Coincidentally, I knew the young man who worked at the Book Shelf next door to Fanny’s Fabric; a twenty-four-year-old baby giant with a friendly smile whose abusive alcoholic father kicked him out of the house when he was sixteen.
“Tommy!” I exclaimed, surprised to see him. “So, this is where you work?”
“Yeah. I’ve been here for three years now,” he replied, with a big happy smile.
“And how’s it going, Tommy?” I asked.
“Good. I like it here. It’s not Chapters, but hey; it keeps me out of trouble.”
“Good for you. I see your mom finally moved out of the house.”
“Yeah. She’s renting aunt Carol`s apartment. She should have moved out long ago. My dad’s not too happy about it. He thinks she’s going to go back, but she won’t.”
“I doubt it too. Your brother and sister are happy. Your mom was telling me they can bring friends home to visit now.”
“Yeah. They really like it at aunt Carol`s.”
“I’m glad. Maybe they can have a normal life now.”
“Yeah. What a waste, eh? That’s why I don’t booze it. I can’t afford it on what I make, here anyway. But I’d never drink even if I could afford it. It’s stupid.”
“Good for you. So, Tommy; are you familiar with John Updike?”
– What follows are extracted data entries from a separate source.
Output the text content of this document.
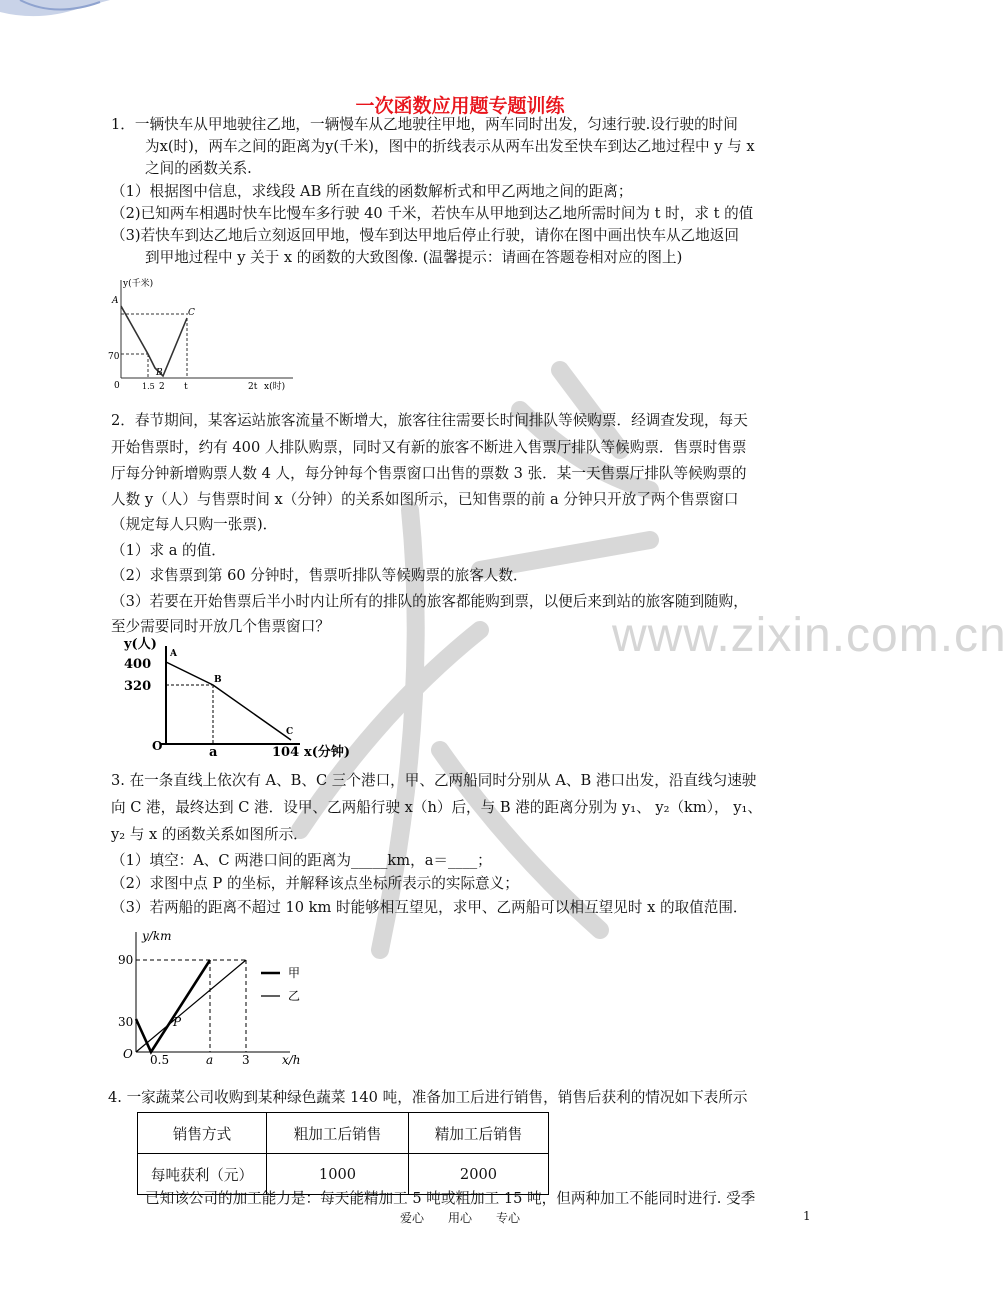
www.zixin.com.cn
一次函数应用题专题训练
1．一辆快车从甲地驶往乙地，一辆慢车从乙地驶往甲地，两车同时出发，匀速行驶.设行驶的时间
为x(时)，两车之间的距离为y(千米)，图中的折线表示从两车出发至快车到达乙地过程中 y 与 x
之间的函数关系.
（1）根据图中信息，求线段 AB 所在直线的函数解析式和甲乙两地之间的距离；
（2)已知两车相遇时快车比慢车多行驶 40 千米，若快车从甲地到达乙地所需时间为 t 时，求 t 的值
（3)若快车到达乙地后立刻返回甲地，慢车到达甲地后停止行驶，请你在图中画出快车从乙地返回
到甲地过程中 y 关于 x 的函数的大致图像. (温馨提示：请画在答题卷相对应的图上)
y(千米)
A
C
B
70
0	1.5 2 t	2t x(时)
2．春节期间，某客运站旅客流量不断增大，旅客往往需要长时间排队等候购票．经调查发现，每天
开始售票时，约有 400 人排队购票，同时又有新的旅客不断进入售票厅排队等候购票．售票时售票
厅每分钟新增购票人数 4 人，每分钟每个售票窗口出售的票数 3 张．某一天售票厅排队等候购票的
人数 y（人）与售票时间 x（分钟）的关系如图所示，已知售票的前 a 分钟只开放了两个售票窗口
（规定每人只购一张票)．
（1）求 a 的值．
（2）求售票到第 60 分钟时，售票听排队等候购票的旅客人数．
（3）若要在开始售票后半小时内让所有的排队的旅客都能购到票，以便后来到站的旅客随到随购，
至少需要同时开放几个售票窗口？
y(人)
400
320
A
B
C
O	a	104 x(分钟)
3. 在一条直线上依次有 A、B、C 三个港口，甲、乙两船同时分别从 A、B 港口出发，沿直线匀速驶
向 C 港，最终达到 C 港．设甲、乙两船行驶 x（h）后，与 B 港的距离分别为 y₁、 y₂（km）， y₁、
y₂ 与 x 的函数关系如图所示．
（1）填空：A、C 两港口间的距离为_____km，a＝____；
（2）求图中点 P 的坐标，并解释该点坐标所表示的实际意义；
（3）若两船的距离不超过 10 km 时能够相互望见，求甲、乙两船可以相互望见时 x 的取值范围．
y/km
90
30
O 0.5	a 3	x/h
P
甲
乙
4. 一家蔬菜公司收购到某种绿色蔬菜 140 吨，准备加工后进行销售，销售后获利的情况如下表所示
销售方式	粗加工后销售	精加工后销售
每吨获利（元）	1000	2000
已知该公司的加工能力是：每天能精加工 5 吨或粗加工 15 吨，但两种加工不能同时进行. 受季
爱心　　用心　　专心	1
“The Witches of Eastwick!” he burst out, as if it were a quiz show.
“Yes,” I said, smiling. I always liked Tommy, and I was happy he was doing okay. “Do you have any of his books?”
“Sure. I’ve got a whole bunch of his novels,” he replied, brimming with pride.
He showed me where they were, and I ended up buying six new Updikes for under twenty dollars, which sweetly validated my friends’ pecuniary philosophy and elicited the comment from Leo, “You would have paid ten times that at Chapters.”
“For sure,” Boris, who bought a paperback on naturopathy, complied.
I didn’t reply. I understood my friends’ frugality; but something about second-handing life really bothered me. As prudent as my friends were, they made it feel like a sin.
I couldn’t quite pin it down, but the image that popped into my mind (no doubt, from my days of working in bush camps; both cutting, and skidding) was that of a moss-covered powder-dry tree trunk that was once green and vibrant with élan vital, and I chuckled to myself at the spiritual aridity of my friends’ parsimony.
The image made my head spin. Holding my new Updikes in my hand, I looked at my friends and exclaimed: “The right image! That’s it! It’s even better than le mot juste! That’s the genius of Updike!” I couldn’t contain myself, and Leo, Boris, and Tommy looked at me.
          “I really like his writing too,” Tommy said, breaking the awkward silence.
We dropped Boris off, and Leo and I headed back to St. Jude; and I couldn’t wait to get into one of my new Updike novels. Probably, Couples; the novel that broke up his New Yorker suburban marriage and set his literary career on fire.